I did not know that, thank you.
reportbug has a "debian-installer" flag, I assumed it was for this purpose.

> I'm the guy who's done the work for the mixed-EFI case here. How did
> you get the amd64 installer DVD to boot on your 32-bit UEFI system in
> the first place? That's an important (and harder) part of this. It's
> the reason why I explicitly only added support for mixed-EFI to our
> multi-arch i386/amd64 CDs and DVDs in the first place...

Actually, that was the easy part. Except for a custom built grub-efi-i386 and
some manual fiddling to find the install disc, I didn't need to do anything.

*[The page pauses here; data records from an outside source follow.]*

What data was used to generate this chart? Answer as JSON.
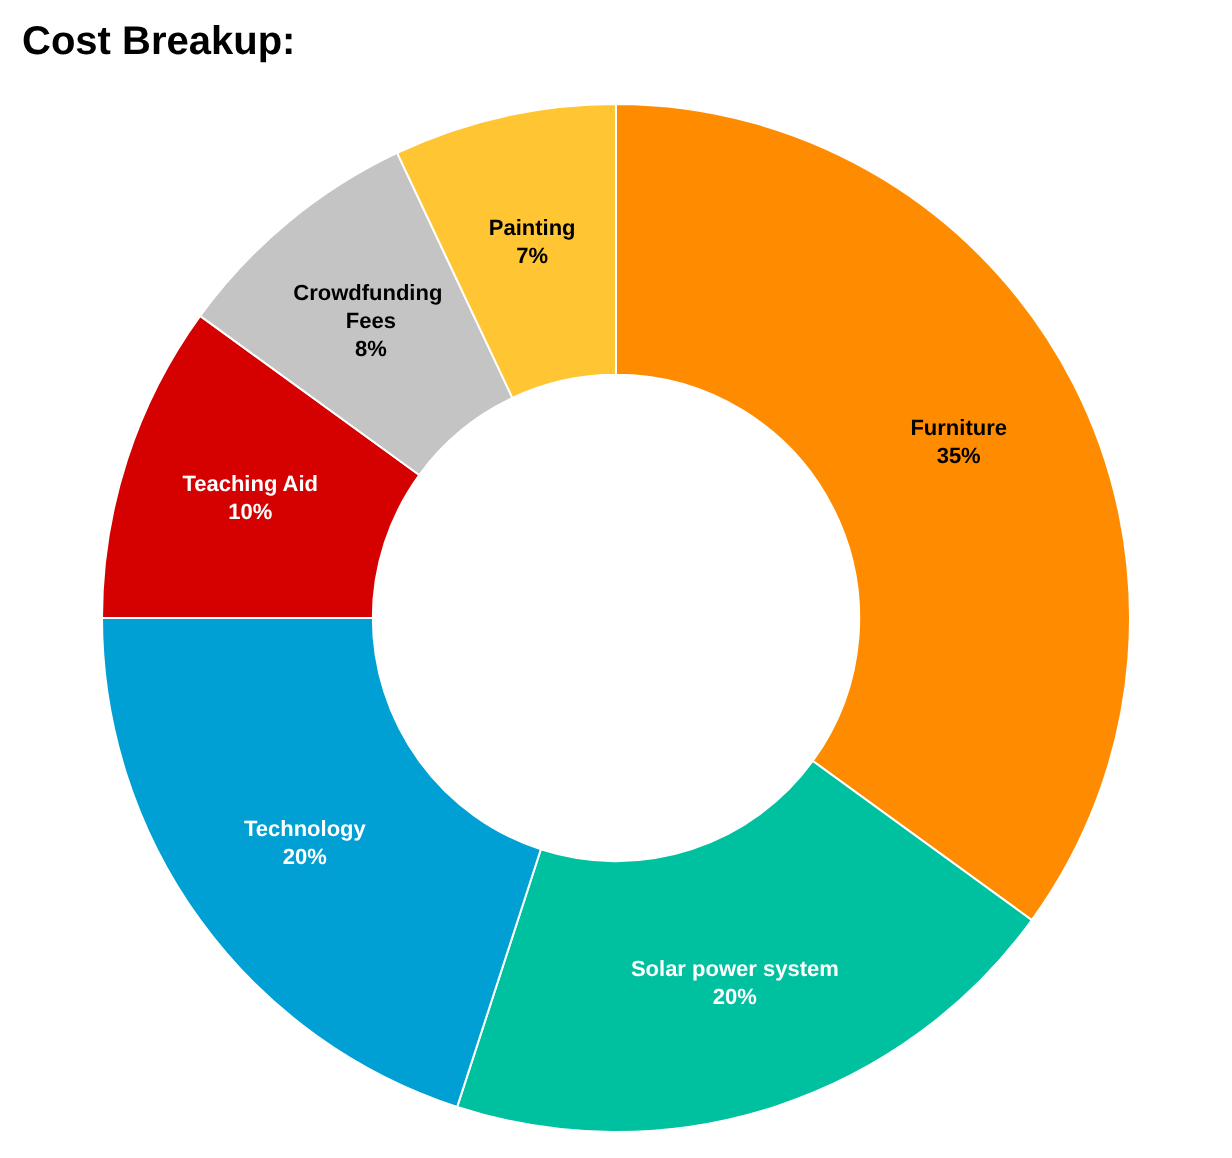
{
  "chart_data": {
    "type": "donut",
    "title": "Cost Breakup:",
    "categories": [
      "Furniture",
      "Solar power system",
      "Technology",
      "Teaching Aid",
      "Crowdfunding Fees",
      "Painting"
    ],
    "values": [
      35,
      20,
      20,
      10,
      8,
      7
    ],
    "colors": [
      "#ff8c00",
      "#00c19f",
      "#009fd4",
      "#d50000",
      "#c4c4c4",
      "#ffc533"
    ],
    "value_labels": [
      "35%",
      "20%",
      "20%",
      "10%",
      "8%",
      "7%"
    ],
    "legend": false
  }
}
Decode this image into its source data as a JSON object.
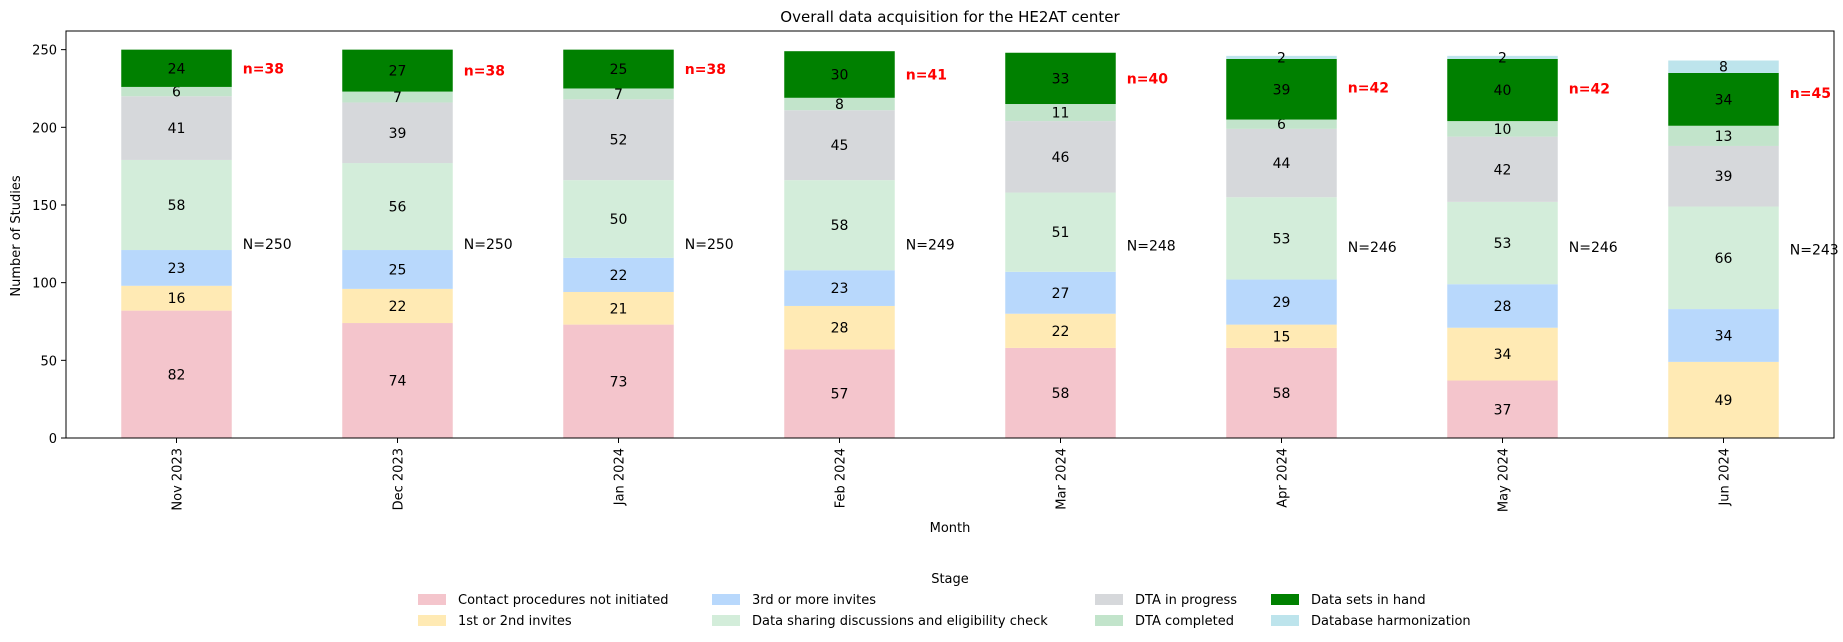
{
  "chart_data": {
    "type": "bar",
    "stacked": true,
    "title": "Overall data acquisition for the HE2AT center",
    "xlabel": "Month",
    "ylabel": "Number of Studies",
    "ylim": [
      0,
      262
    ],
    "yticks": [
      0,
      50,
      100,
      150,
      200,
      250
    ],
    "categories": [
      "Nov 2023",
      "Dec 2023",
      "Jan 2024",
      "Feb 2024",
      "Mar 2024",
      "Apr 2024",
      "May 2024",
      "Jun 2024"
    ],
    "series": [
      {
        "name": "Contact procedures not initiated",
        "color": "#f4c5cc",
        "values": [
          82,
          74,
          73,
          57,
          58,
          58,
          37,
          0
        ]
      },
      {
        "name": "1st or 2nd invites",
        "color": "#ffeab4",
        "values": [
          16,
          22,
          21,
          28,
          22,
          15,
          34,
          49
        ]
      },
      {
        "name": "3rd or more invites",
        "color": "#b8d8fc",
        "values": [
          23,
          25,
          22,
          23,
          27,
          29,
          28,
          34
        ]
      },
      {
        "name": "Data sharing discussions and eligibility check",
        "color": "#d3edda",
        "values": [
          58,
          56,
          50,
          58,
          51,
          53,
          53,
          66
        ]
      },
      {
        "name": "DTA in progress",
        "color": "#d6d8db",
        "values": [
          41,
          39,
          52,
          45,
          46,
          44,
          42,
          39
        ]
      },
      {
        "name": "DTA completed",
        "color": "#c2e4cb",
        "values": [
          6,
          7,
          7,
          8,
          11,
          6,
          10,
          13
        ]
      },
      {
        "name": "Data sets in hand",
        "color": "#008000",
        "values": [
          24,
          27,
          25,
          30,
          33,
          39,
          40,
          34
        ]
      },
      {
        "name": "Database harmonization",
        "color": "#bde4ec",
        "values": [
          0,
          0,
          0,
          0,
          0,
          2,
          2,
          8
        ]
      }
    ],
    "totals_labels": [
      "N=250",
      "N=250",
      "N=250",
      "N=249",
      "N=248",
      "N=246",
      "N=246",
      "N=243"
    ],
    "in_hand_labels": [
      "n=38",
      "n=38",
      "n=38",
      "n=41",
      "n=40",
      "n=42",
      "n=42",
      "n=45"
    ],
    "highlight_color": "#ff0000",
    "legend": {
      "title": "Stage",
      "placement": "bottom-center",
      "columns": 4
    },
    "grid": false
  }
}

I've been experimenting with a bunch of Intel Bay Trail tablets lately, and
they all come with a full-featured (as far as Atom goes) 64bit Atom CPU.
However, since the manufacturers usually only fit 1 or 2 GB of RAM into their
devices, they ship with a 32bit Windows 8, and consequently, only a 32bit UEFI
BIOS.

All those UEFI BIOSes I've seen so far will boot any 32 or 64 bit Linux kernel
just fine, provided that:
- you have a 32bit EFI bootloader (like grub-efi-ia32)
- you disable Secure Boot or register the bootloader as trusted
- the 32bit bootloader will load a 64bit kernel (which grub-efi-ia32 does)

When building grub-efi, you also need to make sure that all necessary modules
are compiled in, as grub will refuse to load external modules in Secure Boot mode.

I should note though that not everything is running smoothly yet. On one
particular device, the installed system only boots occasionally, usually just
hanging at the Loading initrd... prompt. Further research is necessary.